The College of Engineering is marking the anniversary with a series of events including a gala and dedication of the John D. Tickle Engineering Building on October 4. It is also celebrating forty years of diversity programs. A complete event schedule can be found on the College of Engineering website.
UT’s fastest-growing college, the College of Engineering has experienced significant expansion in enrollment and faculty and also in its national prominence. Since 2007, undergraduate enrollment has increased by 40 percent and doctoral enrollment by more than 60 percent. The college is now producing 20 percent more graduates than it did just five years ago.
The faculty has grown, and the college’s research profile has as well. Research funding has grown by 74 percent in the past five years to $56.8 million. Since 2009, the college faculty has added ten new prestigious Governor’s Chairs, eight endowed fellowships and professorships, and one endowed chair.
The college’s national rankings have also been on an upward trajectory. Its undergraduate and graduate programs are ranked thirty-seventh overall among doctoral ranking public universities by U.S. News and World Report. Its nuclear engineering graduate program is ranked sixth in the nation among all public and private universities.
Engineering was initially located in the former Reese Hall in 1888. Ten years later, classes were moved to Estabrook Hall. Today, the college spans twelve buildings and stretches from the area north of Cumberland Avenue to Neyland Drive.
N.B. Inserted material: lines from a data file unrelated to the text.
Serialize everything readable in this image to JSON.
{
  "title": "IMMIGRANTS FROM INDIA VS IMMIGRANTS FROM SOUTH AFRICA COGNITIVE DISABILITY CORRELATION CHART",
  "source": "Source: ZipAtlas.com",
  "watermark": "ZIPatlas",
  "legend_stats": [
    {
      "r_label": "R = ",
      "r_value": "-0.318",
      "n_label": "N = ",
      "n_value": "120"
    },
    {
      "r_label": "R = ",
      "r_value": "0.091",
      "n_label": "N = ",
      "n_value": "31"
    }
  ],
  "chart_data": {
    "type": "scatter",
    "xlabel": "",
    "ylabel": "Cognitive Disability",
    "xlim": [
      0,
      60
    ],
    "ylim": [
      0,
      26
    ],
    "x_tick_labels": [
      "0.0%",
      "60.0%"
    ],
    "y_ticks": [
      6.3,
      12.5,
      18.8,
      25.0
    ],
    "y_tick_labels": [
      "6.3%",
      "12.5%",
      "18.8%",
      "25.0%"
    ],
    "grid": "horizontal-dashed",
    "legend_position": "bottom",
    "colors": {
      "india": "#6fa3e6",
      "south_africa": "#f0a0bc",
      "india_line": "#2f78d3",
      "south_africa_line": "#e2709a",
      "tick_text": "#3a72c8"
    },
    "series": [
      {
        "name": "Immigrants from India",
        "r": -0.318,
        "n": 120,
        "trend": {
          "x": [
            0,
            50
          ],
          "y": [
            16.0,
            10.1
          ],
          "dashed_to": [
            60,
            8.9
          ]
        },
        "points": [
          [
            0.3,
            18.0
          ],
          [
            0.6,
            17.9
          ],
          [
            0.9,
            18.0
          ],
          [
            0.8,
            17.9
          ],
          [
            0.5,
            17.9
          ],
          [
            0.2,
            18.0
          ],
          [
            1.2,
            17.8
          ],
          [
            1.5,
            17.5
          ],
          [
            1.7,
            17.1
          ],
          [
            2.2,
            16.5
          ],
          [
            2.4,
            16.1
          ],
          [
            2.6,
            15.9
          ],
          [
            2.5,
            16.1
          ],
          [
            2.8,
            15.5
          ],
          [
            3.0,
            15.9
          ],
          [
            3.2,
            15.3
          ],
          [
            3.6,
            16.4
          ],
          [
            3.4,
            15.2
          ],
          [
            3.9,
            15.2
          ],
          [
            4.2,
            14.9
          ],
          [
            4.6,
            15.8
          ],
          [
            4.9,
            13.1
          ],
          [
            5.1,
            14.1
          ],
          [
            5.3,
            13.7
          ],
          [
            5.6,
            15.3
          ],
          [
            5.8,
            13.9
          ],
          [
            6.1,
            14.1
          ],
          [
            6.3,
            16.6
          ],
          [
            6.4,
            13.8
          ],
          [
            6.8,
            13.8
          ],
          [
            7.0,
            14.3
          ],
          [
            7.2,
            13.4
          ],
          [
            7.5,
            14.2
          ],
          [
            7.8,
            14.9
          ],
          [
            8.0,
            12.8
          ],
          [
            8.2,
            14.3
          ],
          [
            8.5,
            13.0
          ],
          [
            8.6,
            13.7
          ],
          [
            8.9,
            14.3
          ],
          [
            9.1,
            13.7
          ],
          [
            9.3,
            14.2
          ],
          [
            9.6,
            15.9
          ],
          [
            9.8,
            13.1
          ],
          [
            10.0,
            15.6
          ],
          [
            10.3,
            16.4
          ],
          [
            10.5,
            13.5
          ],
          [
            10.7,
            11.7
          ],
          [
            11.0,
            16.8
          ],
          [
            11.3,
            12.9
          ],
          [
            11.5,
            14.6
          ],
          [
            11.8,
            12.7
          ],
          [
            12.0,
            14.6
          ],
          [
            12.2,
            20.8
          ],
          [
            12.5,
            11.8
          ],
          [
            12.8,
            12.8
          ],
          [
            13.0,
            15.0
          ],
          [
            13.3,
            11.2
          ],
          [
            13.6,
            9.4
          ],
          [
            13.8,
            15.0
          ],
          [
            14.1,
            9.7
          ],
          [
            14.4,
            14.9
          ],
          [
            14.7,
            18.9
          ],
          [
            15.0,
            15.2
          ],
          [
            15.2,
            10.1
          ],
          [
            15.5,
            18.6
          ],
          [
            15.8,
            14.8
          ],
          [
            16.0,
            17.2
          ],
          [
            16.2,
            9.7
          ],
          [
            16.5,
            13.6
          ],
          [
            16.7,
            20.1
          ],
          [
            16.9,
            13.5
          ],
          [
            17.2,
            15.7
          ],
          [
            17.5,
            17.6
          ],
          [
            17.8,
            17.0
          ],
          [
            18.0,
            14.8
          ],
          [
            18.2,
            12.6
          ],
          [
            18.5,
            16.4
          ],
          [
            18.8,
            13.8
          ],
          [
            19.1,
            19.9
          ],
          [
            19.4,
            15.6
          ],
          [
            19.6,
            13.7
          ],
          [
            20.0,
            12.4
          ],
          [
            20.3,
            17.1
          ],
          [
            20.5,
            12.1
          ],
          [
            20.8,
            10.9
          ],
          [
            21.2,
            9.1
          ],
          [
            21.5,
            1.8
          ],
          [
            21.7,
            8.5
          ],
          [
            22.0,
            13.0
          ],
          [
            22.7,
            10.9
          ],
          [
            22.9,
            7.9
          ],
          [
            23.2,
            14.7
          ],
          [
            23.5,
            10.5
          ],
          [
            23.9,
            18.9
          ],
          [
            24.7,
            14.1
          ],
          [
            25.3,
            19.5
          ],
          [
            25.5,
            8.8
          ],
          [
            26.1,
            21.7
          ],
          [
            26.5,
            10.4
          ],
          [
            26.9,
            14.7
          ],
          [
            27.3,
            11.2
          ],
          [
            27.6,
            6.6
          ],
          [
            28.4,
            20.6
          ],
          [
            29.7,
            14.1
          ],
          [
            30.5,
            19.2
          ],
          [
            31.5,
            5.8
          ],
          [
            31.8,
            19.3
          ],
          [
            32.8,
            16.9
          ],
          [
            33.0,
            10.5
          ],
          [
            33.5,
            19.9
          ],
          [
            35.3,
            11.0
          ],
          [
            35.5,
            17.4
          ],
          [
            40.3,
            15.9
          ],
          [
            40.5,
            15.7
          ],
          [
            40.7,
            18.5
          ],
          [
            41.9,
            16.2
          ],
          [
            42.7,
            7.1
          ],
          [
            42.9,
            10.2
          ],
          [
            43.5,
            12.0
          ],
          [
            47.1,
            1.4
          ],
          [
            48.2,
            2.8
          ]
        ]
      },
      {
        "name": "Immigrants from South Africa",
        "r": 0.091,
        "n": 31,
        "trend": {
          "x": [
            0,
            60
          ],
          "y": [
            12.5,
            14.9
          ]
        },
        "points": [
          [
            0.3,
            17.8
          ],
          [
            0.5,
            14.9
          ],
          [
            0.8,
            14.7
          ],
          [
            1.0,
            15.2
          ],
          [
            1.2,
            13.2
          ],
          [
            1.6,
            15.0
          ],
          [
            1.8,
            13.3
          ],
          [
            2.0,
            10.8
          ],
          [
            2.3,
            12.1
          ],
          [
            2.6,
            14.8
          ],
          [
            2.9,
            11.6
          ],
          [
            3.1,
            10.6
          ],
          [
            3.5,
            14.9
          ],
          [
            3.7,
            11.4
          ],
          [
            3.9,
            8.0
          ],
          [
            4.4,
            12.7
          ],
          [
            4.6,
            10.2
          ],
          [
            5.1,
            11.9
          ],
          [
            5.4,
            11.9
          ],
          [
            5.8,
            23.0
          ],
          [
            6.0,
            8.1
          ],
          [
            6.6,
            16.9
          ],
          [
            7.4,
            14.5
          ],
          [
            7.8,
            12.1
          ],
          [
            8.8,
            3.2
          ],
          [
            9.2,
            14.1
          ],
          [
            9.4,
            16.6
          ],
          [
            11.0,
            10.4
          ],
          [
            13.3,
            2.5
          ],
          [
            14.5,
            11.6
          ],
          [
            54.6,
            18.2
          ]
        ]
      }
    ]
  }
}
In the last two years, it has added two state-of-the-art facilities—the John D. Tickle Engineering Building and the Min H. Kao Electrical Engineering and Computer Science Building—adding 260,000 square feet of instructional and research space.
“This celebration allows us to showcase the phenomenal progress that our college and university have made since their inception—but the best is yet to come,” said Dean Wayne Davis. “Our undergraduate and graduate student enrollment is expanding. Our facilities are expanding. We continue to move forward in providing a high-quality education to our ever-growing population of engineering students.”
Tennessee Governor Bill Haslam has placed a special emphasis on developing students in fields of science, technology, engineering and mathematics (STEM) to meet job requirements. The Tennessee legislature recently approved the governor’s proposal to invest additional recurring state funding into the College of Engineering to increase the number of faculty, provide additional support staff, and ensure the college’s ability to provide an increasing number of engineering graduates within the state.
“We have made great strides and with the support of Governor Haslam, the state legislature, UT President DiPietro, and Chancellor Cheek,” said Dean Davis, “and our graduates will be a major driving force for the economic future of our state and nation.”
In addition to the 175th anniversary, the college is also recognizing forty years of diversity programs. The Minority Engineering Scholarship Program was established in 1973 to motivate highly qualified African American young people to select engineering careers. Since then, UT has consistently ranked among the Top 50 universities and colleges in the nation for graduation rates of African American engineering students.
“The Minority Engineering Scholarship Program gave me a chance to attend a quality university and prepared me for success in the emerging computer industry,” said Mark Dean, co-inventor of the personal computer, former vice president at IBM, and John Fisher Distinguished Professor in the Department of Electrical Engineering and Computer Science. “The program also allowed me to partner with other black UT students who had similar backgrounds and interests.”